Selon l’agence Tasnim, la délégation, emmenée par le président de la fédération Mehdi Taj, le secrétaire général Hedayat Mombeni et son adjoint Hamed Momeni, disposait pourtant de visas valides. À leur arrivée à Toronto, ils auraient fait demi-tour en raison de ce que la fédération décrit comme un « comportement inacceptable » des agents de l’immigration.
Dans un communiqué, la Fédération iranienne de football a affirmé que ses représentants se rendaient à Vancouver pour participer au Congrès de la FIFA, une réunion rassemblant les 211 associations membres de l’instance. Elle précise qu’ils ont embarqué sur le premier vol disponible vers la Turquie après l’incident à l’aéroport.
Un dossier sensible entre Téhéran et Ottawa
L’épisode intervient dans un contexte diplomatique déjà tendu. En 2024, le Canada a inscrit le Corps des gardiens de la révolution islamique, ou IRGC, sur sa liste des organisations terroristes. Des déclarations officielles canadiennes ont ensuite indiqué que Mehdi Taj se voyait refuser l’entrée sur le territoire en raison de liens supposés avec cette structure.
Ottawa a confirmé sa position sans commenter les cas individuels. « Les responsables de l’IRGC ne sont pas admis au Canada et n’ont pas leur place dans notre pays », a rappelé le gouvernement, ajoutant avoir pris des mesures fermes contre ce corps tout en protégeant la sécurité des Canadiens et l’intégrité du système d’immigration.
La ministre canadienne des Affaires étrangères, Anita Anand, a toutefois indiqué qu’il s’agissait, selon elle, d’une révocation de permission « involontaire ». Elle a précisé laisser ce dossier à la ministre de l’Immigration, Lena Diab. De son côté, le ministre de la Sécurité publique, Gary Anandasangaree, a refusé d’entrer dans le détail, invoquant la législation sur la vie privée, tout en rappelant que les membres de l’IRGC n’étaient pas les bienvenus au Canada.
Des conséquences qui dépassent le cadre sportif
Au-delà du simple incident d’aéroport, cette affaire met en lumière les obstacles politiques et logistiques entourant la présence iranienne au Mondial 2026. La compétition se déroulera dans trois pays, ce qui complique les déplacements, les questions de visa et les dispositifs de sécurité pour les délégations comme pour les supporters.
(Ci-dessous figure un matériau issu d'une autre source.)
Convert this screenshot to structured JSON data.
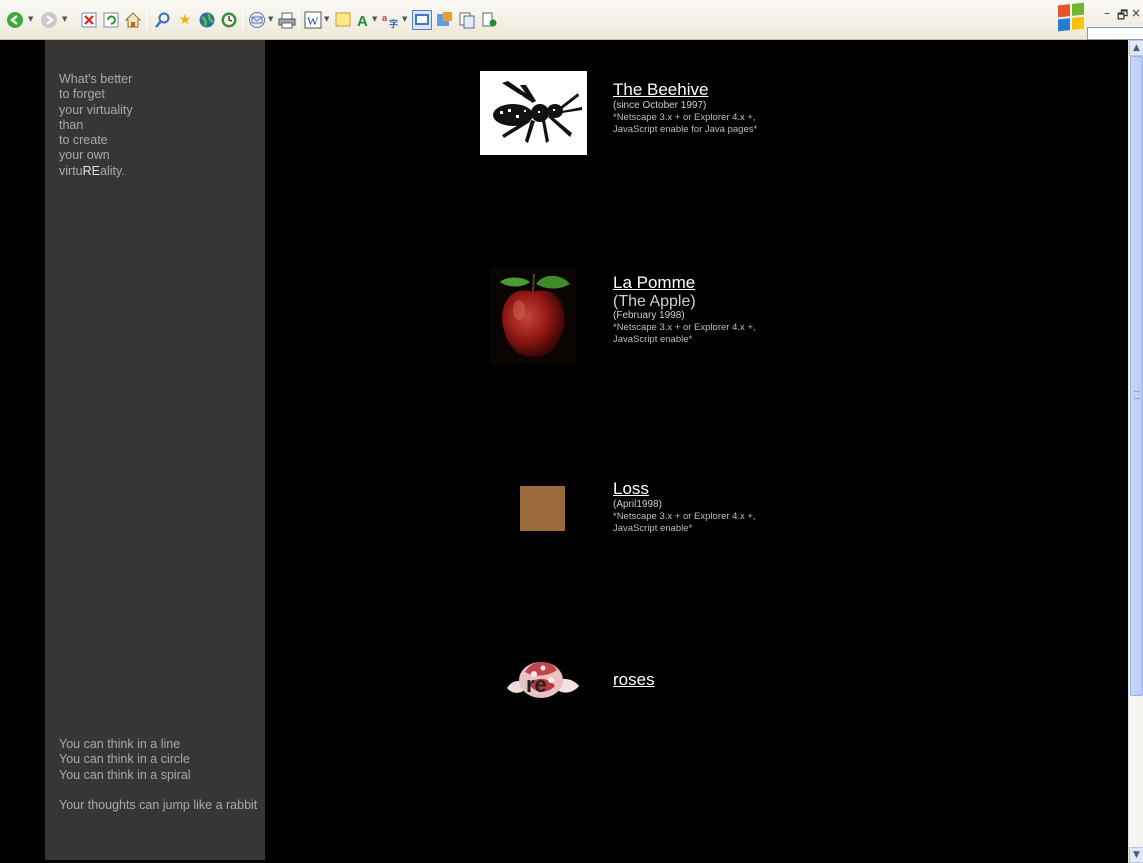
{
  "toolbar": {
    "icons": [
      "back-icon",
      "forward-icon",
      "stop-icon",
      "refresh-icon",
      "home-icon",
      "search-icon",
      "favorites-icon",
      "media-icon",
      "history-icon",
      "mail-icon",
      "print-icon",
      "edit-icon",
      "discuss-icon",
      "font-icon",
      "translate-icon",
      "screen-icon",
      "messenger-icon",
      "copy-icon",
      "research-icon"
    ]
  },
  "sidebar": {
    "poem_lines": [
      "What's better",
      "to forget",
      "your virtuality",
      "than",
      "to create",
      "your own"
    ],
    "last_line_prefix": "virtu",
    "last_line_highlight": "RE",
    "last_line_suffix": "ality.",
    "thoughts_lines": [
      "You can think in a line",
      "You can think in a circle",
      "You can think in a spiral"
    ],
    "thoughts_final": "Your thoughts can jump like a rabbit"
  },
  "entries": [
    {
      "title": "The Beehive",
      "date": "(since October 1997)",
      "note_1": "*Netscape 3.x + or Explorer 4.x +,",
      "note_2": "JavaScript enable for Java pages*"
    },
    {
      "title": "La Pomme",
      "subtitle": "(The Apple)",
      "date": "(February 1998)",
      "note_1": "*Netscape 3.x + or Explorer 4.x +,",
      "note_2": "JavaScript enable*"
    },
    {
      "title": "Loss",
      "date": "(April1998)",
      "note_1": "*Netscape 3.x + or Explorer 4.x +,",
      "note_2": "JavaScript enable*"
    },
    {
      "title": "roses",
      "image_text": "re"
    }
  ],
  "colors": {
    "page_bg": "#000000",
    "sidebar_bg": "#363636",
    "loss_square": "#9a6a3c",
    "sidebar_text": "#a9a9a9"
  }
}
La qualification de l’Iran pour la Coupe du monde n’a donc pas levé les incertitudes. Alors que la FIFA assure que le calendrier des matches sera maintenu, ce nouveau contretemps alimente les doutes sur la capacité des officiels, des joueurs et des supporters iraniens à circuler librement pendant le tournoi.
Selon Tasnim, la FIFA a depuis contacté la délégation iranienne pour lui faire part de ses regrets et a indiqué que le président Gianni Infantino organiserait une rencontre avec elle au siège de l’organisation. Le Congrès de la FIFA, habituellement considéré comme une réunion de routine, prend cette année une dimension particulière, à moins de deux mois d’une édition élargie à 48 équipes.
Les officiels iraniens n’ont pas non plus pu assister, mardi, au congrès de la Confédération asiatique de football, qui s’est tenu à Vancouver. Une absence de plus qui souligne la fragilité du dossier iranien dans la préparation du prochain grand rendez-vous mondial.